The reach of the Energy Star® Program extends to the more recent U.S. Green Building Council’s (USGBC) LEED (Leadership in Energy and Environmental Design) rating system. LEED certification is a voluntary, consensus-based national standard for developing high performance, sustainable buildings.
Facility managers already using environmentally friendly practices may view LEED certification as a venture that requires them to duplicate or adapt efforts. However, in many instances, current practices fulfill some LEED requirements. For instance, if a facility participating in the EPA Energy Star® Program has achieved a Performance Rating of at least 60 (on a 1 to 100 point scale), that fulfills one of the requirements for “Minimum Energy Performance” in the LEED EB (Existing Buildings) rating system. Here, the challenge is often categorizing existing practices to fit LEED ratings.

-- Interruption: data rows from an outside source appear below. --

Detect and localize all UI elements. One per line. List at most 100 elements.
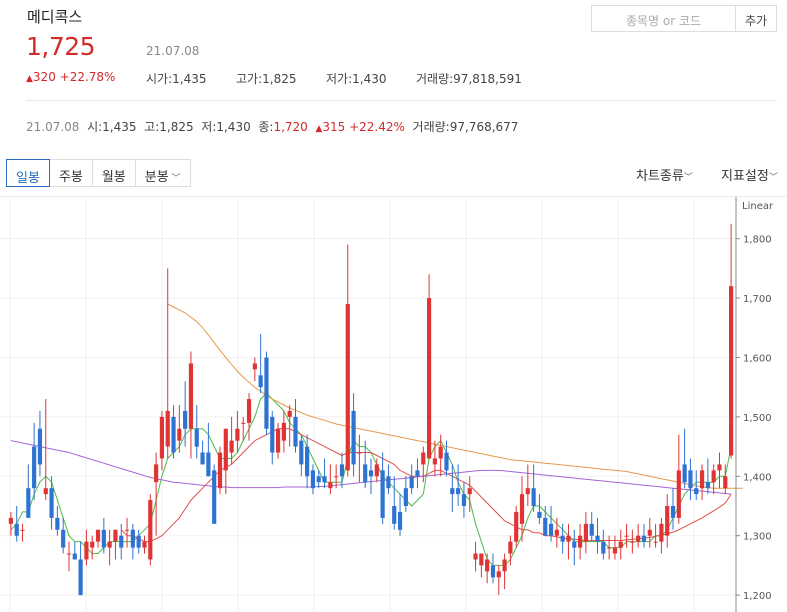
- candle-down: [206, 452, 211, 477]
- price-change: ▲320 +22.78%: [26, 70, 115, 84]
- change-value: 320 +22.78%: [32, 70, 116, 84]
- detail-open-label: 시: [87, 120, 99, 134]
- candle-down: [194, 428, 199, 447]
- detail-low: 1,430: [216, 120, 251, 134]
- candle-up: [479, 553, 484, 566]
- candle-up: [514, 511, 519, 542]
- candle-down: [293, 416, 298, 447]
- indicator-menu[interactable]: 지표설정﹀: [721, 165, 778, 184]
- candle-up: [519, 494, 525, 524]
- candle-up: [188, 363, 194, 429]
- candle-up: [217, 452, 223, 489]
- candle-down: [310, 470, 316, 489]
- volume-value: 97,818,591: [453, 72, 522, 86]
- candlestick-chart[interactable]: Linear 1,200 1,300 1,400 1,500 1,600 1,700 1,8…: [0, 197, 787, 612]
- detail-date: 21.07.08: [26, 120, 80, 134]
- candle-up: [577, 535, 583, 548]
- detail-high: 1,825: [159, 120, 194, 134]
- detail-change: 315 +22.42%: [322, 120, 405, 134]
- candle-up: [43, 488, 48, 495]
- current-price: 1,725: [26, 32, 96, 61]
- candle-up: [659, 523, 664, 542]
- tab-daily[interactable]: 일봉: [6, 159, 50, 187]
- candle-up: [432, 458, 437, 465]
- detail-high-label: 고: [144, 120, 156, 134]
- candle-down: [537, 511, 542, 518]
- candle-up: [229, 440, 234, 453]
- candle-up: [485, 559, 490, 572]
- candle-down: [32, 446, 37, 489]
- candle-down: [26, 488, 31, 518]
- indicator-label: 지표설정: [721, 169, 769, 184]
- search-input[interactable]: 종목명 or 코드: [591, 5, 736, 32]
- detail-low-label: 저: [201, 120, 213, 134]
- candle-up: [699, 470, 705, 489]
- candle-down: [299, 440, 304, 465]
- candle-up: [723, 476, 728, 489]
- candle-up: [235, 428, 240, 441]
- candle-up: [177, 428, 182, 441]
- tab-monthly[interactable]: 월봉: [93, 160, 136, 186]
- y-tick-label: 1,200: [743, 591, 772, 602]
- high-stat: 고가:1,825: [236, 72, 297, 86]
- candle-up: [223, 428, 228, 471]
- candle-down: [694, 488, 699, 495]
- candle-up: [275, 428, 281, 453]
- candle-down: [101, 529, 106, 548]
- candle-down: [363, 464, 368, 483]
- candle-up: [618, 541, 623, 548]
- chart-type-menu[interactable]: 차트종류﹀: [636, 165, 693, 184]
- candle-up: [357, 452, 362, 454]
- candle-up: [653, 541, 658, 543]
- candle-up: [124, 529, 130, 531]
- candle-up: [729, 286, 734, 456]
- price-date: 21.07.08: [146, 44, 200, 58]
- candle-down: [601, 541, 606, 554]
- candle-up: [473, 553, 478, 560]
- y-scale-label: Linear: [742, 201, 774, 212]
- candle-up: [159, 416, 165, 459]
- candle-up: [84, 541, 89, 560]
- candles: [8, 223, 734, 596]
- candle-up: [676, 470, 681, 518]
- candle-down: [264, 357, 269, 429]
- candle-down: [444, 452, 449, 471]
- low-label: 저가: [326, 72, 349, 86]
- candle-down: [119, 535, 124, 548]
- tab-minute[interactable]: 분봉 ﹀: [136, 160, 190, 186]
- candle-up: [90, 541, 95, 548]
- candle-down: [351, 410, 356, 465]
- candle-up: [241, 422, 246, 424]
- y-tick-label: 1,800: [743, 235, 772, 246]
- candle-up: [426, 298, 432, 459]
- candle-down: [339, 464, 345, 477]
- detail-close: 1,720: [273, 120, 308, 134]
- high-label: 고가: [236, 72, 259, 86]
- candle-down: [409, 476, 414, 489]
- candle-down: [136, 535, 141, 548]
- candle-up: [636, 535, 641, 542]
- candle-down: [641, 535, 647, 542]
- tab-minute-label: 분봉: [144, 170, 169, 185]
- candle-down: [589, 523, 594, 536]
- candle-up: [502, 559, 507, 572]
- y-tick-label: 1,500: [743, 413, 772, 424]
- tab-weekly[interactable]: 주봉: [50, 160, 93, 186]
- candle-up: [467, 488, 472, 495]
- chart-type-label: 차트종류: [636, 169, 684, 184]
- candle-up: [252, 363, 257, 370]
- add-button[interactable]: 추가: [736, 5, 777, 32]
- candle-down: [490, 565, 496, 578]
- candle-down: [61, 529, 66, 548]
- candle-up: [287, 410, 292, 417]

Cost. Another challenge familiar to most facility managers is keeping costs down. The notion that it costs more to implement systems that conserve resources (such as energy) and to purchase green products contributes to the institutional inertia sometimes encountered. In the recent survey conducted by Allsteel and TFM, 52% of respondents noted “prohibitive cost” as the largest barrier to adopting sustainable concepts [see "The State of Sustainability" insert, found between pages 36-45 of this issue]. However, the true cost premium of green products and services may not be as high as many think. Further research into this topic may help to clear up misconceptions.
A factor to consider is cost savings over time. For example, installing a building system for efficient operation may call for a premium initial investment. However, by calculating savings that the system will provide over time, facility managers often find that savings will be substantial.
Decreasing the cost to the environment is another factor to consider. If, for instance, a recycled product costs 10% more than its non-recycled counterpart, budget conscious facility managers may opt for the less expensive choice. However, one should also consider the lesser impact the recycled choice will have on the environment.
Achieving a facility that is sustainable by design entails the consideration of many aspects. Each month, this column will address an issue that facility managers face in this arena. Whether or not the facility manager is familiar with the business of saving the earth–within a budget–there is always another idea on the horizon.